Convolutional networks slide learnable filters over the token sequence, capturing local patterns (character or word n-gram-like features) — but computed in parallel across the whole sequence rather than step-by-step.
Key idea
Stack 1-D convolutions; each layer widens the receptive field, so deep stacks (or dilated convolutions) can see long contexts. Causal convolutions mask future tokens so the model only conditions on the past — required for next-token prediction.
Receptive field grows with depth × kernel size (× dilation), not with sequence position.
Inputs & representation
- Input: token (or character) embeddings arranged as a 1-D signal.
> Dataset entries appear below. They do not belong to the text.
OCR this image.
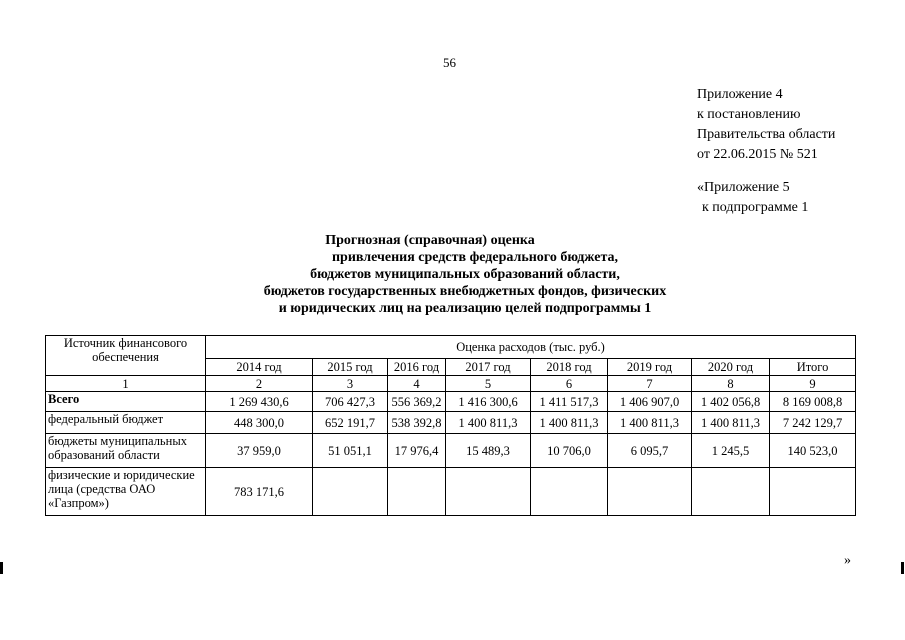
56
Приложение 4
к постановлению
Правительства области
от 22.06.2015 № 521
«Приложение 5
к подпрограмме 1
Прогнозная (справочная) оценка
привлечения средств федерального бюджета,
бюджетов муниципальных образований области,
бюджетов государственных внебюджетных фондов, физических
и юридических лиц на реализацию целей подпрограммы 1
Источник финансового обеспечения	Оценка расходов (тыс. руб.)							
	2014 год	2015 год	2016 год	2017 год	2018 год	2019 год	2020 год	Итого
1	2	3	4	5	6	7	8	9
Всего	1 269 430,6	706 427,3	556 369,2	1 416 300,6	1 411 517,3	1 406 907,0	1 402 056,8	8 169 008,8
федеральный бюджет	448 300,0	652 191,7	538 392,8	1 400 811,3	1 400 811,3	1 400 811,3	1 400 811,3	7 242 129,7
бюджеты муниципальных образований области	37 959,0	51 051,1	17 976,4	15 489,3	10 706,0	6 095,7	1 245,5	140 523,0
физические и юридические лица (средства ОАО «Газпром»)	783 171,6							
»
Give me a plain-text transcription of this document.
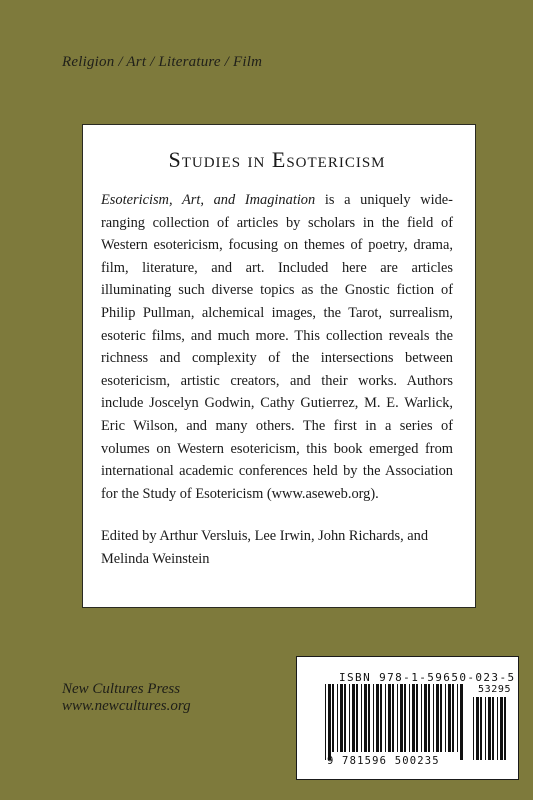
Religion / Art / Literature / Film
Studies in Esotericism
Esotericism, Art, and Imagination is a uniquely wide-ranging collection of articles by scholars in the field of Western esotericism, focusing on themes of poetry, drama, film, literature, and art. Included here are articles illuminating such diverse topics as the Gnostic fiction of Philip Pullman, alchemical images, the Tarot, surrealism, esoteric films, and much more. This collection reveals the richness and complexity of the intersections between esotericism, artistic creators, and their works. Authors include Joscelyn Godwin, Cathy Gutierrez, M. E. Warlick, Eric Wilson, and many others. The first in a series of volumes on Western esotericism, this book emerged from international academic conferences held by the Association for the Study of Esotericism (www.aseweb.org).
Edited by Arthur Versluis, Lee Irwin, John Richards, and Melinda Weinstein
New Cultures Press
www.newcultures.org
ISBN 978-1-59650-023-5
53295
9 781596 500235
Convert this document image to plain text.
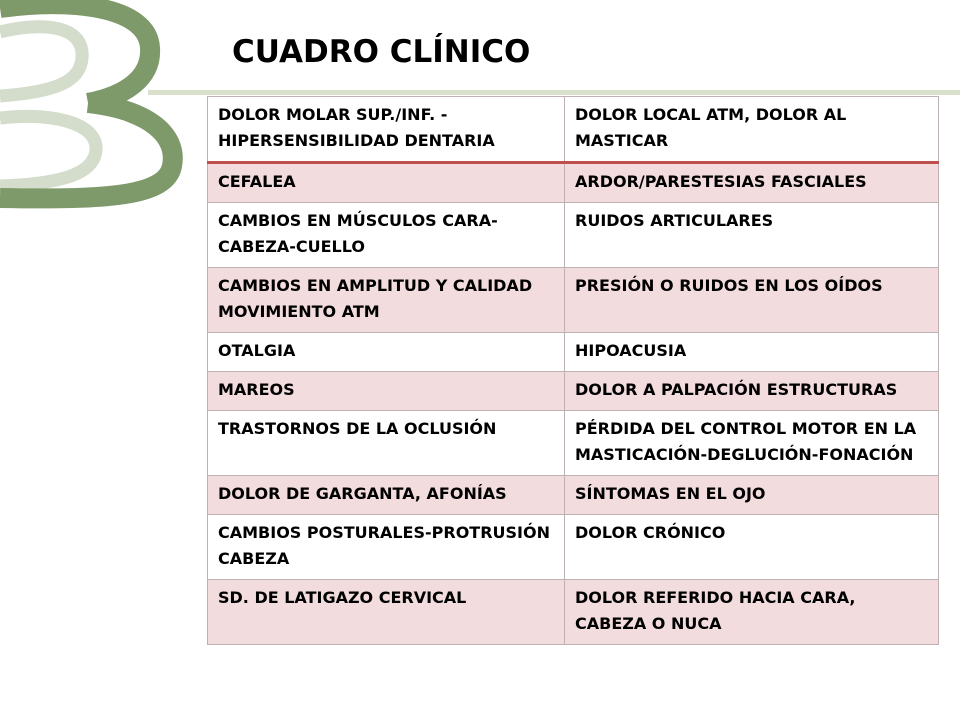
CUADRO CLÍNICO
DOLOR MOLAR SUP./INF. - HIPERSENSIBILIDAD DENTARIA	DOLOR LOCAL ATM, DOLOR AL MASTICAR
CEFALEA	ARDOR/PARESTESIAS FASCIALES
CAMBIOS EN MÚSCULOS CARA-CABEZA-CUELLO	RUIDOS ARTICULARES
CAMBIOS EN AMPLITUD Y CALIDAD MOVIMIENTO ATM	PRESIÓN O RUIDOS EN LOS OÍDOS
OTALGIA	HIPOACUSIA
MAREOS	DOLOR A PALPACIÓN ESTRUCTURAS
TRASTORNOS DE LA OCLUSIÓN	PÉRDIDA DEL CONTROL MOTOR EN LA MASTICACIÓN-DEGLUCIÓN-FONACIÓN
DOLOR DE GARGANTA, AFONÍAS	SÍNTOMAS EN EL OJO
CAMBIOS POSTURALES-PROTRUSIÓN CABEZA	DOLOR CRÓNICO
SD. DE LATIGAZO CERVICAL	DOLOR REFERIDO HACIA CARA, CABEZA O NUCA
- Model: stacked causal/dilated 1-D convs + residual connections.
- Output: next-token distribution at each position, all positions at once.
[emb][emb][emb][emb]
\ | / causal conv (kernel=3, masked)
[ feature ]
↓ stack/dilate → wider context
How it applies to autocomplete
Character-level CNNs are good at morphology and typo tolerance; word-level CNNs capture short phrase patterns. Highly parallel training; fixed receptive field bounds how much history matters.
Trade-offs
| Strength | Weakness |
|---|---|
| Fully parallel (fast training) | Receptive field is bounded by depth |
| Strong at local / sub-word patterns | Long-range context needs many layers |
| Robust to typos (char-level) | Less common than transformers for LMs |
References
- Bai, Kolter & Koltun (2018), Temporal Convolutional Networks (TCN).
- van den Oord et al. (2016), WaveNet (dilated causal convolutions).
Notes / TODO
- Try a char-level causal CNN for typo robustness.
- Measure how receptive-field size affects completion quality.